Thousands of PAYE workers may be caught unawares in a Revenue clampdown on offshore assets.
Revenue posted letters earlier this year to more than 500,000 taxpayers who file annual returns warning them of an impending crackdown on offshore tax liabilities. No letters were sent to PAYE workers. As a result, most will likely have assumed the issue does not affect them.
However, a Revenue official says that initial information sent to the Irish tax authorities from the United States under new arrangements for the automatic exchange of tax information shows a number of PAYE taxpayers have outstanding tax issues.
The problem relates to share dividends. Many listed companies pay a dividend to shareholders twice a year and this is considered as income for tax purposes – liable to income tax at the marginal, or higher, rate as well as universal social charge and, depending on age, PRSI.
Vodafone shares
As recently as 2016, more than 300,000 Irish people held shares in British telecoms group Vodafone, for instance, as a result of the ill-fated investment in Telecom Éireann.
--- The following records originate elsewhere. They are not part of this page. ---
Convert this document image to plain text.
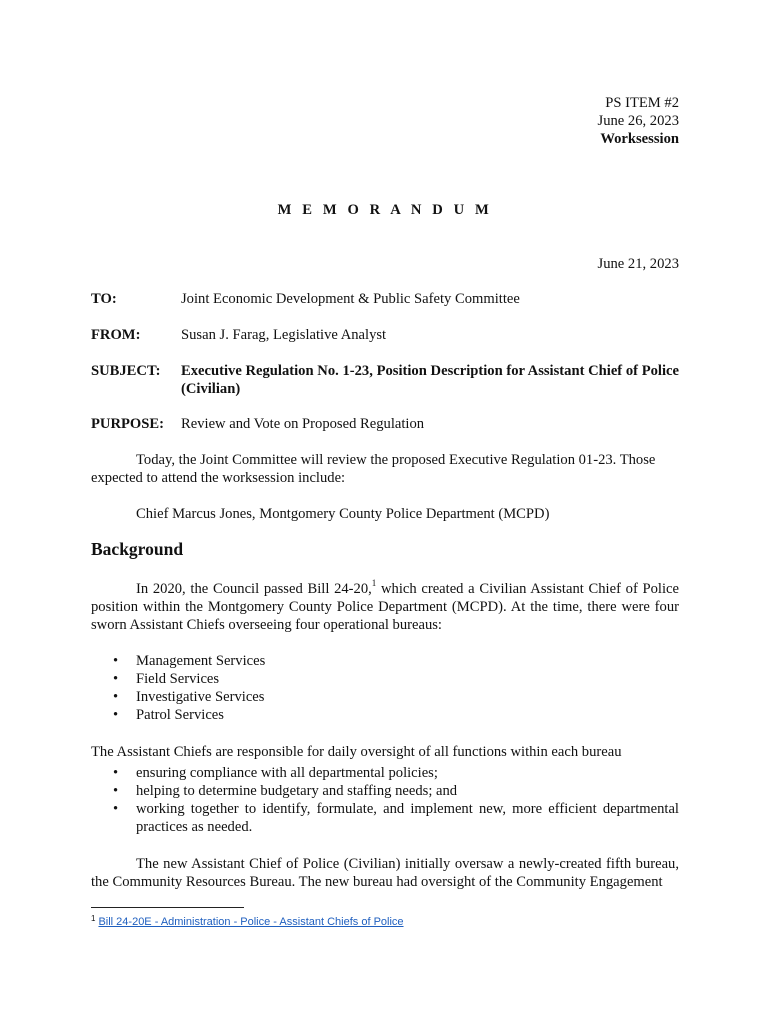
PS ITEM #2
June 26, 2023
Worksession
M E M O R A N D U M
June 21, 2023
TO:	Joint Economic Development & Public Safety Committee
FROM:	Susan J. Farag, Legislative Analyst
SUBJECT: Executive Regulation No. 1-23, Position Description for Assistant Chief of Police (Civilian)
PURPOSE: Review and Vote on Proposed Regulation
Today, the Joint Committee will review the proposed Executive Regulation 01-23. Those expected to attend the worksession include:
Chief Marcus Jones, Montgomery County Police Department (MCPD)
Background
In 2020, the Council passed Bill 24-20,$^1$ which created a Civilian Assistant Chief of Police position within the Montgomery County Police Department (MCPD). At the time, there were four sworn Assistant Chiefs overseeing four operational bureaus:
• Management Services
• Field Services
• Investigative Services
• Patrol Services
The Assistant Chiefs are responsible for daily oversight of all functions within each bureau
• ensuring compliance with all departmental policies;
• helping to determine budgetary and staffing needs; and
• working together to identify, formulate, and implement new, more efficient departmental practices as needed.
The new Assistant Chief of Police (Civilian) initially oversaw a newly-created fifth bureau, the Community Resources Bureau. The new bureau had oversight of the Community Engagement
$^1$ Bill 24-20E - Administration - Police - Assistant Chiefs of Police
Most of those will also have had shares in US telecoms group Verizon. Many others have shares as a result of their employment by US companies while direct investment in the UK market by Irish investors has long been a feature of the Irish investment market.
“A preliminary look at the Foreign Account Tax Compliance Act (Fatca) data supplied by the US Internal Revenue Service [to Irish Revenue] indicates that there are dividends paid each year by US companies to PAYE taxpayers who, ordinarily, would not be obliged to complete a tax return,” a Revenue spokeswoman said.
Similar information is being made available to Irish tax officials for other countries in the EU and further afield this year and next, under new automatic exchange of information arrangements put in place through the OECD in an effort to clamp down on tax evasion.
Revenue last week extended a deadline for taxpayers to notify it of any outstanding liability for offshore income or assets to Thursday, May 4th.